Aid to renovate Alhambra Theater should help Duluth's West Theatre grow, host wider array of events
An assistance package should provide $200,000 to complete the renovation of the neighboring building in the Spirit Valley neighborhood.
DULUTH — Bob Boone’s efforts to revive yet another theater in Duluth’s Spirit Valley neighborhood got a boost this week, courtesy of the local economic development authority.
Commissioners voted 5-0 Monday in favor of a plan to funnel $150,000 into Duluth’s 1200 Fund with the understanding that the money will flow to Boone, who is working to renovate the former Alhambra Theater at 321 N. Central Ave. The 1200 Fund will chip in an additional $50,000 in funding — the most its bylaws allow — for a total support package of $200,000. Duluth’s 1200 Fund was created in the recession years of the 1980s with the aim of incentivizing business expansions and relocations that would bring more jobs to the city.
The proposed aid package still needs to go to the Duluth City Council for final approval.
Boone already owns the West Theatre , which is located next door to the Alhambra. He renovated and reopened that cinema in 2019.
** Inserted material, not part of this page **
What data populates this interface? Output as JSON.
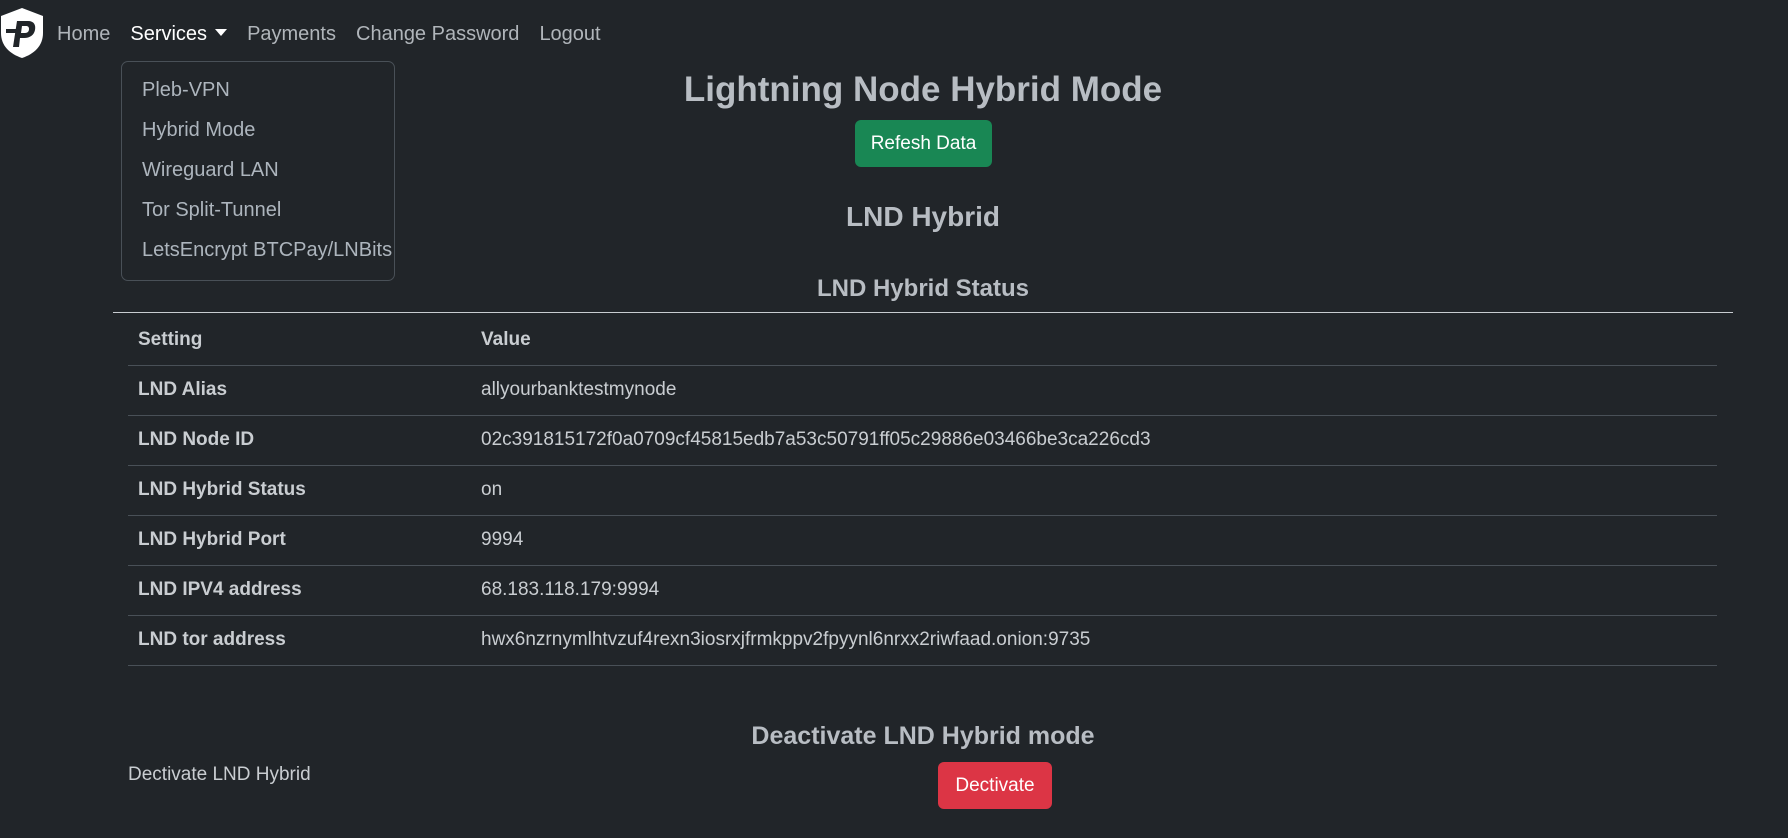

When the neighboring building went up for sale, Boone knew it only as the former home of the Interior Tomato, a shop that sold hydroponic gardening equipment and supplies. Nevertheless, he was intrigued by the opportunity to expand his operations.
Only after he toured the building and discovered the ornate plasterwork that had been concealed by a suspended ceiling, did Boone come to learn that it had first opened as a Vaudeville venue called the Alhambra Theater in 1913. He bought it.
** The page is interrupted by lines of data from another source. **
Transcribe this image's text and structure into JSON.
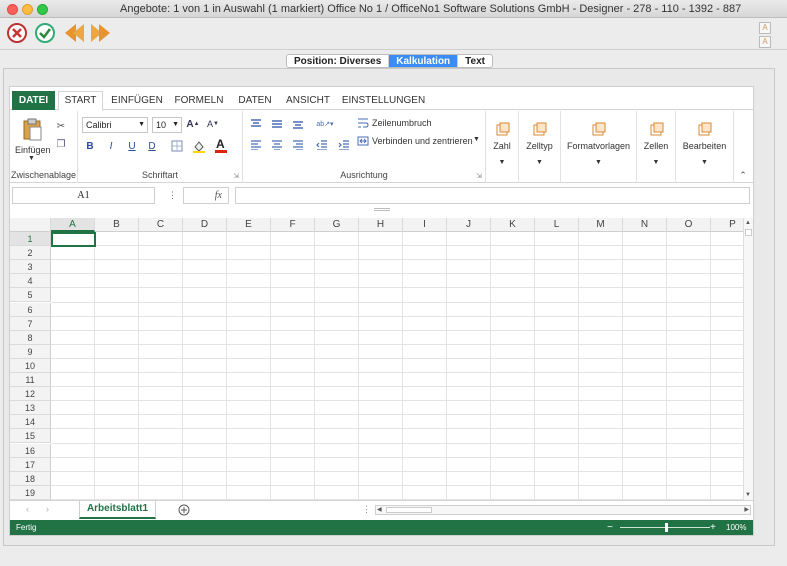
{
  "window": {
    "title": "Angebote: 1 von 1 in Auswahl  (1 markiert) Office No 1 /  OfficeNo1 Software Solutions GmbH - Designer - 278 - 110 - 1392 - 887"
  },
  "segments": [
    {
      "label": "Position: Diverses",
      "active": false
    },
    {
      "label": "Kalkulation",
      "active": true
    },
    {
      "label": "Text",
      "active": false
    }
  ],
  "ribbon_tabs": {
    "file": "DATEI",
    "start": "START",
    "insert": "EINFÜGEN",
    "formulas": "FORMELN",
    "data": "DATEN",
    "view": "ANSICHT",
    "settings": "EINSTELLUNGEN"
  },
  "clipboard": {
    "paste": "Einfügen",
    "label": "Zwischenablage"
  },
  "font": {
    "name": "Calibri",
    "size": "10",
    "label": "Schriftart",
    "bold": "B",
    "italic": "I",
    "underline": "U",
    "double_underline": "D"
  },
  "alignment": {
    "wrap": "Zeilenumbruch",
    "merge": "Verbinden und zentrieren",
    "label": "Ausrichtung"
  },
  "groups": {
    "number": "Zahl",
    "celltype": "Zelltyp",
    "styles": "Formatvorlagen",
    "cells": "Zellen",
    "edit": "Bearbeiten"
  },
  "formula_bar": {
    "cell_ref": "A1",
    "fx": "fx",
    "value": ""
  },
  "sheet": {
    "columns": [
      "A",
      "B",
      "C",
      "D",
      "E",
      "F",
      "G",
      "H",
      "I",
      "J",
      "K",
      "L",
      "M",
      "N",
      "O",
      "P"
    ],
    "rows": [
      "1",
      "2",
      "3",
      "4",
      "5",
      "6",
      "7",
      "8",
      "9",
      "10",
      "11",
      "12",
      "13",
      "14",
      "15",
      "16",
      "17",
      "18",
      "19"
    ],
    "active_tab": "Arbeitsblatt1"
  },
  "status": {
    "text": "Fertig",
    "zoom": "100%",
    "zoom_fraction": 0.5
  },
  "colors": {
    "excel_green": "#217346",
    "segment_blue": "#3b8cf5"
  }
}
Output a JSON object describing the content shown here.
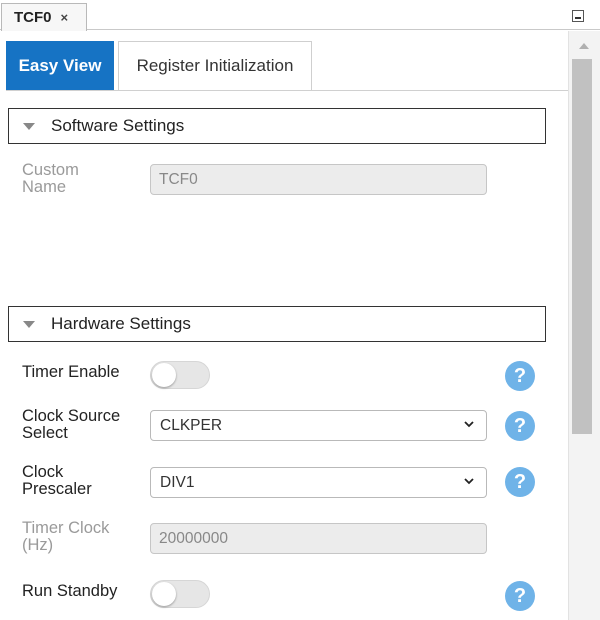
{
  "doc_tab": {
    "title": "TCF0",
    "close_glyph": "×"
  },
  "view_tabs": [
    {
      "label": "Easy View",
      "active": true
    },
    {
      "label": "Register Initialization",
      "active": false
    }
  ],
  "software_section": {
    "title": "Software Settings",
    "custom_name": {
      "label_line1": "Custom",
      "label_line2": "Name",
      "value": "TCF0"
    }
  },
  "hardware_section": {
    "title": "Hardware Settings",
    "timer_enable": {
      "label": "Timer Enable",
      "on": false
    },
    "clock_source": {
      "label_line1": "Clock Source",
      "label_line2": "Select",
      "value": "CLKPER"
    },
    "clock_prescaler": {
      "label_line1": "Clock",
      "label_line2": "Prescaler",
      "value": "DIV1"
    },
    "timer_clock": {
      "label_line1": "Timer Clock",
      "label_line2": "(Hz)",
      "value": "20000000"
    },
    "run_standby": {
      "label": "Run Standby",
      "on": false
    }
  },
  "help_glyph": "?",
  "colors": {
    "accent": "#1673c4",
    "help": "#6fb3e8"
  }
}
Adam Fulton, deputy director of Duluth’s planning and economic development division, told DEDA commissioners Monday why city administration and staff support the idea of assisting Boone in his efforts to breathe new life into the Alhambra.
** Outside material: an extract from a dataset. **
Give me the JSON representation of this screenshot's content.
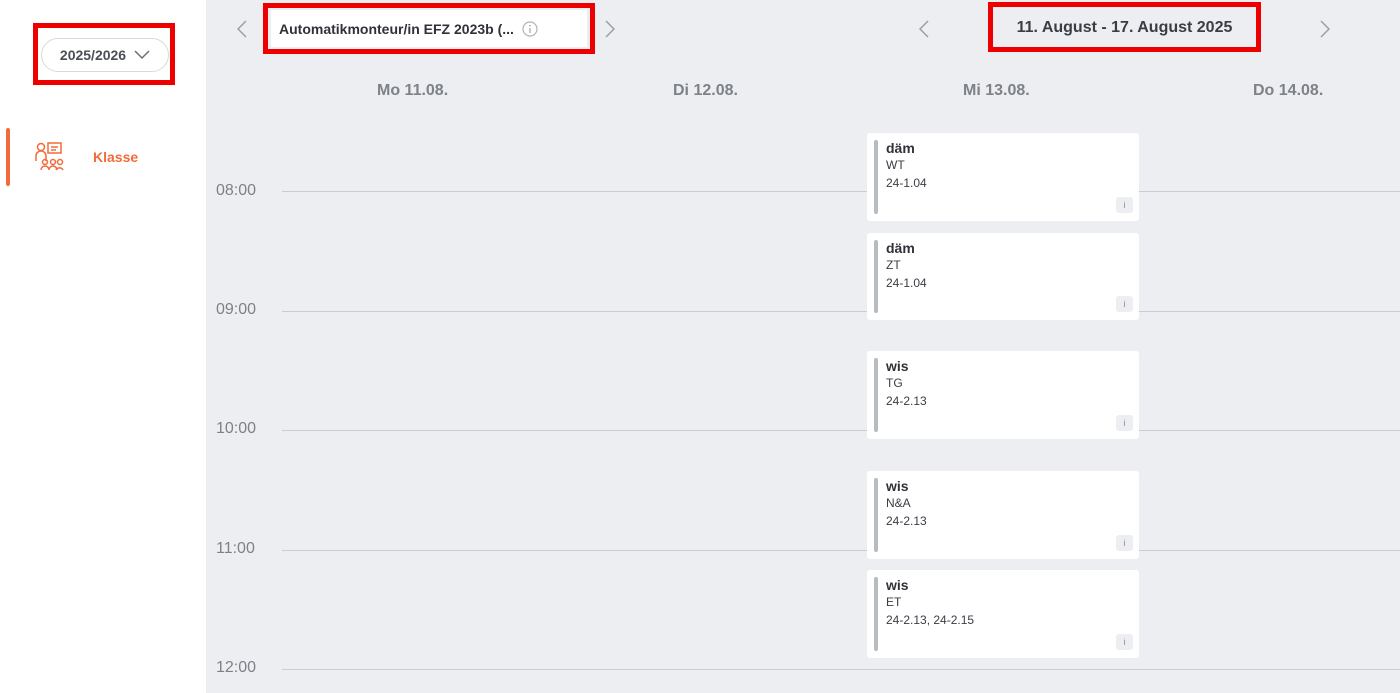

“We have determined that this project is really critical to the revitalization of that West Duluth/Spirit Valley neighborhood. We have already seen positive spin-off effects due to the West Theatre’s existence in that neighborhood. So, we’re very pleased to see them expand, establish a more robust plan for a long-term business and create a greater level of activity there,” he said.
Boone said he plans to punch a hole in a shared wall between the two theaters and operate them as a single business.
He explained that the 61-seat Alhambra will allow him to screen films on Fridays and Saturdays, as large film distributors require, freeing up the larger West Theatre to host concerts and live events, with its seating for up to 250 people, during those periods of peak social activity.
With the extra help from DEDA and the 1200 Fund, Boone said he should have the Alhambra ready to open by June, with the caveat that the only wrinkle may be the lead time involved in acquiring the needed film projection equipment.
Arik Forsman, who sits on DEDA, the 1200 Fund Board and the Duluth City Council, praised Boone’s efforts, noting, “This sits right next to the Kmart property, and there are goals of having revitalization beyond just these two buildings.”
Boone said he redid the West Theatre on a “shoestring” budget with the help of about 90 different volunteers.
He said the community support also manifested itself in the form of numerous donations, including “a player piano that will fit in there just deliciously.”
Tackling additional work at the Alhambra has required some creativity on Boone’s part. He described creating what he calls a Producers’ Club, to help fund the project, with a dozen members each providing a $10,000 investment, which he plans to repay with 6% interest “just because this will triple the activity at the West and bring a much wider variety of events.”
“It’s a delight to work on, except for the no-sleep part,” Boone said of the undertaking.